Quedé en visitarlo. Cuando volví al hospital, mi padre ya no estaba. Terminó su última botella y su vida en un rincón de Park Lane.
Londres era otra vez Dickens, si es que alguna vez dejó de serlo.
III
A Johnny, al principio, le costaba creer no sólo que lo habían admitido en la Royal Navy. También su destino. Y si el padre había entrevisto lo que él se resistía a aceptar, se preguntó. Y si el submarino no era sólo la señal que Dios, padre todopoderoso, le había enviado. Y si el Conqueror era una prueba para que el hijo, convenciéndose de la existencia de Dios, cumpliera la misión que el padre había dejado inconclusa. Y si todo esto era así, entonces qué. Prefirió no pensar en esa dirección. Además, antes, convenía meditar que Dios, de haber existido, le habría concedido a su padre el último voucher de la fe.

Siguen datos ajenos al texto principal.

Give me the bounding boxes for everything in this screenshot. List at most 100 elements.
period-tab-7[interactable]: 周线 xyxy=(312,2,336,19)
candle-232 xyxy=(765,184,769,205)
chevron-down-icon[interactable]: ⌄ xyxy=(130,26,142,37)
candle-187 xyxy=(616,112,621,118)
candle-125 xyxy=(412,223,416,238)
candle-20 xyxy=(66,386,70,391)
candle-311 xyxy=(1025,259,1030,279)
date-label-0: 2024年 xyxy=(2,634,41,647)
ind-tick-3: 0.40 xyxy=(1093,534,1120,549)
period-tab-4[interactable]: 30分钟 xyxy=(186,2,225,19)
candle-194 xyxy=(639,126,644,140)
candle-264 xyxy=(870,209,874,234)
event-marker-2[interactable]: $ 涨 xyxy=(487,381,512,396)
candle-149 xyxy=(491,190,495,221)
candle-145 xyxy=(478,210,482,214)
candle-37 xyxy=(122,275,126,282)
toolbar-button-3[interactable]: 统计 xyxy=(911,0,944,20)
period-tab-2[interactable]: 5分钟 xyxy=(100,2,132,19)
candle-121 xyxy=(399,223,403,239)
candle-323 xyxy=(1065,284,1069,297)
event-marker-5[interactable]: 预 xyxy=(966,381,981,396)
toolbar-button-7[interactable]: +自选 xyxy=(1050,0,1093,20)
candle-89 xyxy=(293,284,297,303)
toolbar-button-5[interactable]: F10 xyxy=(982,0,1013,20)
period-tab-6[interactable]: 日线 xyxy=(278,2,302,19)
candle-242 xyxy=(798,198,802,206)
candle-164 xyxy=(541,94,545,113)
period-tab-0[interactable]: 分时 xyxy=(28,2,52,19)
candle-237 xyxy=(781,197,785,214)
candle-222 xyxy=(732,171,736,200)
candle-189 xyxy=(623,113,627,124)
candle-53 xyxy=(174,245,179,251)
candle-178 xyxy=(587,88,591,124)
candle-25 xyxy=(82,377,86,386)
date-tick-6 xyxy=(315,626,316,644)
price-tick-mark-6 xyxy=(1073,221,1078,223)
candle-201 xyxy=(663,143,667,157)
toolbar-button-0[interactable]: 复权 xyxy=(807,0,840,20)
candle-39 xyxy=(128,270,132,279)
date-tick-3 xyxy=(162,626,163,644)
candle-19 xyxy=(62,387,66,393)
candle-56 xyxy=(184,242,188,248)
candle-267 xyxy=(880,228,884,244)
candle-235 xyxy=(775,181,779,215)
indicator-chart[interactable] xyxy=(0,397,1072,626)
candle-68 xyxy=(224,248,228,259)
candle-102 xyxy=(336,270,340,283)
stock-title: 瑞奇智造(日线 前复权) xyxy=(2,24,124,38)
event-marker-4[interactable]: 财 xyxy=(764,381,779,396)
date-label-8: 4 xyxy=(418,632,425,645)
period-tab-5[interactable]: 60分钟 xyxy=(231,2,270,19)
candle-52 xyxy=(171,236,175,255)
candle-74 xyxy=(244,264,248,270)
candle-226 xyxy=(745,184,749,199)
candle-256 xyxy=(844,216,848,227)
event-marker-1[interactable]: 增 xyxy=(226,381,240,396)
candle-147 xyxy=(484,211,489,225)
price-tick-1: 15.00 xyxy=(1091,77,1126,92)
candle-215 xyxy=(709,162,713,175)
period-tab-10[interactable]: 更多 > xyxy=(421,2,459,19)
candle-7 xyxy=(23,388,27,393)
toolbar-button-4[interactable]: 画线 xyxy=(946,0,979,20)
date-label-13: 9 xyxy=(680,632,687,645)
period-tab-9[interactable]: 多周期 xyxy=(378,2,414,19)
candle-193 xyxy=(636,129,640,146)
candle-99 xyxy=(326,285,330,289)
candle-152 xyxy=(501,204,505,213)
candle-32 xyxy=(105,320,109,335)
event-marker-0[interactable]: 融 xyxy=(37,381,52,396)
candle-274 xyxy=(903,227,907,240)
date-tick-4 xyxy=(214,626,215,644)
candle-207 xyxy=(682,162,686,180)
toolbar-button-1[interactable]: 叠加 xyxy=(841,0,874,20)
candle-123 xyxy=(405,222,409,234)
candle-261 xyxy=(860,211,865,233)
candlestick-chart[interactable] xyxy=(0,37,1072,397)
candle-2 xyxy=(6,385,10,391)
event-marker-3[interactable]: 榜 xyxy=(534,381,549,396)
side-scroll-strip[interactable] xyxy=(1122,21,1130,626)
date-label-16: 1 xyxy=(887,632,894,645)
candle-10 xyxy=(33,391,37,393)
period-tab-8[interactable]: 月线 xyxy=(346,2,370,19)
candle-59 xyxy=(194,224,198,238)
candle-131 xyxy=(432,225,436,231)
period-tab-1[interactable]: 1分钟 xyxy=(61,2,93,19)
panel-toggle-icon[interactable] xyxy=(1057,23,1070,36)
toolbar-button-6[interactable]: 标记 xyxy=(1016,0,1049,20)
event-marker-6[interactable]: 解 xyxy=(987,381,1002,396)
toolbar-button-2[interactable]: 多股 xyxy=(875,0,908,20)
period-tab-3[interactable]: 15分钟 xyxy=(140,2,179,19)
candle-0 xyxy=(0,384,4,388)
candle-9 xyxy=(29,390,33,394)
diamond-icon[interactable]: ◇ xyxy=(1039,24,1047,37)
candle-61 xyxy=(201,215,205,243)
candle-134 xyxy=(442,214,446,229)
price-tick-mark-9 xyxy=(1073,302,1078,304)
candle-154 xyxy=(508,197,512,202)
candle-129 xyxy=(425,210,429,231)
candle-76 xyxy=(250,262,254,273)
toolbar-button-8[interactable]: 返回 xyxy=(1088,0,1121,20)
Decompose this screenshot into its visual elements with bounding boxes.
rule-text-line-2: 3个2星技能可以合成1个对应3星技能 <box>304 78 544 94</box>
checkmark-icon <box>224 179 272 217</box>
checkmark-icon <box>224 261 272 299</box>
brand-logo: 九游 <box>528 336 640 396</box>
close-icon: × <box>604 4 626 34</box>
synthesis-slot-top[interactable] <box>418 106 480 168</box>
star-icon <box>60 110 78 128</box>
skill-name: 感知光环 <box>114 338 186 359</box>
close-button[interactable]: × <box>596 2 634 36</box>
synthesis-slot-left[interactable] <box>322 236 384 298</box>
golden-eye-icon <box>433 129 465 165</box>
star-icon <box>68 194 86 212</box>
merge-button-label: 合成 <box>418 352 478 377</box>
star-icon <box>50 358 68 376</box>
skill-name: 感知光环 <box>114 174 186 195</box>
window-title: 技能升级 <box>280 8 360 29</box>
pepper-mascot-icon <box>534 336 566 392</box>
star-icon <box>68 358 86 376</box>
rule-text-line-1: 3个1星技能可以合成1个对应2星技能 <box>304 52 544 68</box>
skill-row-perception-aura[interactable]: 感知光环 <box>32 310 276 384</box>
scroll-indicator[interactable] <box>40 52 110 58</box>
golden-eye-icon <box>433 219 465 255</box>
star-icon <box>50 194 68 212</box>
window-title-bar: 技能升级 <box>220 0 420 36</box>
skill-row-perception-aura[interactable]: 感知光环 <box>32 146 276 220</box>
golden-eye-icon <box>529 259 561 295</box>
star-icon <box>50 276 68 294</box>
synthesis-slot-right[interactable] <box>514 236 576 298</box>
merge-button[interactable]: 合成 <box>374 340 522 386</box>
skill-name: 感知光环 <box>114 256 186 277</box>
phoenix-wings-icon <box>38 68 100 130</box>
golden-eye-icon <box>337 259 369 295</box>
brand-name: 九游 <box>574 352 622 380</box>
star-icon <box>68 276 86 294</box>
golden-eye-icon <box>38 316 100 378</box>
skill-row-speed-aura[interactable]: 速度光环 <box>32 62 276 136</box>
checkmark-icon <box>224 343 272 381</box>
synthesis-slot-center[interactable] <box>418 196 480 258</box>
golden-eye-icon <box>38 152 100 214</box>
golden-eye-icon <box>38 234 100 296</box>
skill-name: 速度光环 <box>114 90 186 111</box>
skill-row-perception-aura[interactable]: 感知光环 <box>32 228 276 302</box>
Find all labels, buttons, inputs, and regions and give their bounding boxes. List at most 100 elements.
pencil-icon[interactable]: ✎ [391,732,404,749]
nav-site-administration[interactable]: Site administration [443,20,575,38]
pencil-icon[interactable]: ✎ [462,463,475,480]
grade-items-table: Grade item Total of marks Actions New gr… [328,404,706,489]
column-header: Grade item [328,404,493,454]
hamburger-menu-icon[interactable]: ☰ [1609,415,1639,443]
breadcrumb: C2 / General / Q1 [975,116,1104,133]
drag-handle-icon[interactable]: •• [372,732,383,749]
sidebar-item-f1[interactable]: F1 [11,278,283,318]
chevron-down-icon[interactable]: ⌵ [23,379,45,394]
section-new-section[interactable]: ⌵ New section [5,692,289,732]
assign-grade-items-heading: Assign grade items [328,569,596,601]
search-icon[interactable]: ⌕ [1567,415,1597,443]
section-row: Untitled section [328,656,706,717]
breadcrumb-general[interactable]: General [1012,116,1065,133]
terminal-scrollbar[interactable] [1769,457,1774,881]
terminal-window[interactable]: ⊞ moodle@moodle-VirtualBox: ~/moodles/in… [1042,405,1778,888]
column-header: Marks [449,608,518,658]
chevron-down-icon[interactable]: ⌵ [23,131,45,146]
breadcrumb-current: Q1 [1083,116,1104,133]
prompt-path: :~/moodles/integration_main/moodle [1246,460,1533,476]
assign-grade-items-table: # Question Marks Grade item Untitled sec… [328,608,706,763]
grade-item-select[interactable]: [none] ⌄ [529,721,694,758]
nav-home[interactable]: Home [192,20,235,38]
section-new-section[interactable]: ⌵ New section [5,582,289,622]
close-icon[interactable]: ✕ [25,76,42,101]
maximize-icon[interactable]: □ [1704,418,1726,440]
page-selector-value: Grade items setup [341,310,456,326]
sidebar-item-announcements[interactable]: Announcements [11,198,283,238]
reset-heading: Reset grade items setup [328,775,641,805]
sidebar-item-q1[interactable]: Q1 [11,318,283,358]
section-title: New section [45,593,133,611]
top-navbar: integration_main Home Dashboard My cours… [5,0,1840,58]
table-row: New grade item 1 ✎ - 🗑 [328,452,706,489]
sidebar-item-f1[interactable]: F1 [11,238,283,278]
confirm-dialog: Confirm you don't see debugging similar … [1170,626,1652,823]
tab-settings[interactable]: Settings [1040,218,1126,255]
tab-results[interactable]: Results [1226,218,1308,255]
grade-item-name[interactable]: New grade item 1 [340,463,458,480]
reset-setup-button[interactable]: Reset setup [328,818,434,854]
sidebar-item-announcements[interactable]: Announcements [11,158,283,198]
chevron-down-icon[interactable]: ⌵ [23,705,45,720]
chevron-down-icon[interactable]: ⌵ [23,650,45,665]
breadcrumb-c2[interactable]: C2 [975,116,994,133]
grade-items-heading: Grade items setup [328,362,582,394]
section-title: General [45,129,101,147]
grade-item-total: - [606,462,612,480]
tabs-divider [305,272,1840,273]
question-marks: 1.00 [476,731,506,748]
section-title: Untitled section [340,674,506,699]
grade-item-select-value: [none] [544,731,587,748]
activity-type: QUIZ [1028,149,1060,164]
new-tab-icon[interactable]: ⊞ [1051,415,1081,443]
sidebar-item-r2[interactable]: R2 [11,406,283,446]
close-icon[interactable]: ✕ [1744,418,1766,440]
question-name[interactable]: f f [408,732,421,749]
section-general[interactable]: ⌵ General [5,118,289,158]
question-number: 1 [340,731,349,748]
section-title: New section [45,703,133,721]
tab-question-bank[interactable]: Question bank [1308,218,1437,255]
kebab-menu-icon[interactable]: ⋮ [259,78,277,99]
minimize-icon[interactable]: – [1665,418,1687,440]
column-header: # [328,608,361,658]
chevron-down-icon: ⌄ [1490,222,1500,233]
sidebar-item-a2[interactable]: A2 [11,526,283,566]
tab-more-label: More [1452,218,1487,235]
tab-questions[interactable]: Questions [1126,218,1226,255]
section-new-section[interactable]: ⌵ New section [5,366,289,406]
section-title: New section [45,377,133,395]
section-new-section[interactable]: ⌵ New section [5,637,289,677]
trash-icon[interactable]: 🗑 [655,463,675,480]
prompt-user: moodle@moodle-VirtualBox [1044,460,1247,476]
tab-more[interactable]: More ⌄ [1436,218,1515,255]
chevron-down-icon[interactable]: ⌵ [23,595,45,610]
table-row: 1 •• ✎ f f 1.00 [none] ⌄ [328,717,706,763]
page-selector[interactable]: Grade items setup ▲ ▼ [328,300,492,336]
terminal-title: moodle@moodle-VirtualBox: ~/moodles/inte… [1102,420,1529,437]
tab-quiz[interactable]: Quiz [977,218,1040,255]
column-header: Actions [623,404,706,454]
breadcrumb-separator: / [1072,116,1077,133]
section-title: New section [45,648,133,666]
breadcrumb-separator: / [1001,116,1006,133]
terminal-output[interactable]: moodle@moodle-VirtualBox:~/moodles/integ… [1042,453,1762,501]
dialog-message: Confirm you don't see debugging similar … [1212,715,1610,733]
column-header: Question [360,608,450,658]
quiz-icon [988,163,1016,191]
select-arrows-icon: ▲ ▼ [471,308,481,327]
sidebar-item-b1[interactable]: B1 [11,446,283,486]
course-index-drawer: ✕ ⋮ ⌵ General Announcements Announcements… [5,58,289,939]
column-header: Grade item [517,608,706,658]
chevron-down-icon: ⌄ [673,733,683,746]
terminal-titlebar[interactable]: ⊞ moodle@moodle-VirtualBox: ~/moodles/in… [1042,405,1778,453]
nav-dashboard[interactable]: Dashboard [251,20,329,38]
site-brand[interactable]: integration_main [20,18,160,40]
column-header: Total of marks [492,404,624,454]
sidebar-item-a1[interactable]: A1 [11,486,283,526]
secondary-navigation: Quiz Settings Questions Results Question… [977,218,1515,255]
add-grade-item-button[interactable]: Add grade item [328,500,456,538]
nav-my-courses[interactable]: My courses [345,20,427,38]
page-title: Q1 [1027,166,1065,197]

A la mierda con Nínive, decidió.
Pero el impulso le duró poco. Nos tocaron misiones de rutina: vigilar a los soviéticos en el Mar del Norte. Johnny ahora estaba metido en sí mismo. A veces su silencio era un sigilo. Aunque ahora formaba parte de un equipo, un seleccionado épico, uno de los nuestros, la Royal Navy, no podía olvidar la profecía paterna. A menudo lo ganaba la ansiedad: no aguantaba la espera, el suspenso. Cierre de escotillas. Una presión en el pecho.
IV
Hay tipos que al volver de la guerra no hablan más del asunto. Otros, para quienes fue lo más importante que les pasó en la vida, no dejan de exagerar su participación, agrandar anécdotas y juntar souvenirs. Michael es uno. Le entusiasman los documentales y los libros sobre Falklands. No se pierde ningún artículo al respecto. Se sabe de memoria la guerra de las Falklands. Como los detalles de nuestro submarino. Y cada vez que puede filtrarse en la conversación, sin pedir permiso, se descarga. Michael le dio precisión al recuerdo:
Con casi noventa metros de eslora, diez de manga y nueve de calado, el submarino nuclear Conqueror provenía del astillero Cammel Laird, en Birkenhead. Lo botaron a fines de los sesenta. Disponía de seis tubos para disparar torpedos Mark 8, Mark 24 y Misiles Arpón. Sumergido podía alcanzar una velocidad de veintiocho nudos. Su tripulación: cien marinos. Nosotros entre ellos. El objetivo, espiar los movimientos de la fuerza naval soviética. En abril del ‘82 anclaba en la Base Naval Faslane. Hasta que un día nos ordenaron entrar en acción. El objetivo ahora era vigilar la flota argentina y en especial un buque que navegaba al sudoeste de Falklands.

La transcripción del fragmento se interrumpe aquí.